Ini adalah kisah klasik namun sarat akan makna hidup. Ah, mungkin anak seumurmu tidak mengenal rasa sulit dalam berpetualang, semuanya telah dimudahkan oleh orangtuamu yang memanjakanmu persis seperti babi. Ah, maka dari itu akan ku ceritakan sebuah kisah seorang legenda bodoh bernama Lebo gembel. Kisah ini dahulu sangat terkenal walaupun ia bukan pahlawan, bahkan hanya seorang petani yang menuju kota namun menjadi gembel terbaik di Metropolitan.
Dia hanyalah seorang gembel tersukses di kota Metropolitan ini dan sebenarnya ia adalah petani di desanya. Dahulu ia sangat bangga sebagai petani, namun melihat teman-temannya yang dulunya juga petani kecil yang sama dengannya sukses setelah mengadu untung di kota besar, ia pun tergoda untuk mengadu untung disana. Jangan tanya apakah keluarga senang atau tidak, dari awal bahkan sang istri melarang karena tahu bahwa suaminya bodoh dan hanya bisa bertani, bahkan menghitung jumlah anaknya yang tak lebih dari sepuluh pun kebingungan setengah mati rasanya.
Akhirnya, setelah memaksa dan iming-iming kesuksesan di sana, sang istri merelakannya, bahkan kini senang karena sang suami pergi. Bukan karena aroma kesuksesan yang semakin dekat, namun bisik-bisik tetangga sang istri sudah jadi istri gelap juragan lahan sawah yang kaya di desa.
Setelah bergelut dalam perjalanan menuju kota besar (pastinya ia menumpang dengan mobil truk terbuka yang berisi hewan ternak yang gemuk-gemuk), akhirnya ia sampai di kota Besar itu. Anggap saja kota itu seperti Jakarta. Kota yang dipenuhi segala bentuk dan watak manusia.

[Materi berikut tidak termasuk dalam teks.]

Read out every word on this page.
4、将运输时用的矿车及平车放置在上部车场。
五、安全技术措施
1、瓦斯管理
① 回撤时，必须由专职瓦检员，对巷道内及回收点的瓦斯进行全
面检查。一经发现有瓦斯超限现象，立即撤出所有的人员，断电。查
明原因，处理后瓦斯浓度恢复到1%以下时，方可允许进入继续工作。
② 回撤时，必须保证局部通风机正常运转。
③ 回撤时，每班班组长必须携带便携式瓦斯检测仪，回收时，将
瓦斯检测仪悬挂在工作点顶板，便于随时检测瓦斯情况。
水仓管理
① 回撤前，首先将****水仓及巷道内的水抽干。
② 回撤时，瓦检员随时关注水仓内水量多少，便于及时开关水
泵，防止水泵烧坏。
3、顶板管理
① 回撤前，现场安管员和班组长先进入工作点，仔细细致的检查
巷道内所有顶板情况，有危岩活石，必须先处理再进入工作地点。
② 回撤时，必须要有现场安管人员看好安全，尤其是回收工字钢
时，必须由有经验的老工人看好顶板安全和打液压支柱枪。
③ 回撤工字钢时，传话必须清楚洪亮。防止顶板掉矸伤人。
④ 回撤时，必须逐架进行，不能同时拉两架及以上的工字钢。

Kau cari yang baik sangat banyak, namun kalah banyak dengan bajingan elit. Bahkan bila kau bandingkan dengan kepala desa di kampung kita, mungkin kepala desa lebih mirip pembantu mereka. Tempat dimana ratusan ribu manusia berkumpul dan berharap ada sisa-sisa emas yang masih tersisa, lumayan untuk membuat sawah belasan hektar. Banyak yang berhasil mendapatkan kesuksesan, namun tak sedikit pula yang hanya menjadi tukang pembersih kakus kotor dan berbau pesing.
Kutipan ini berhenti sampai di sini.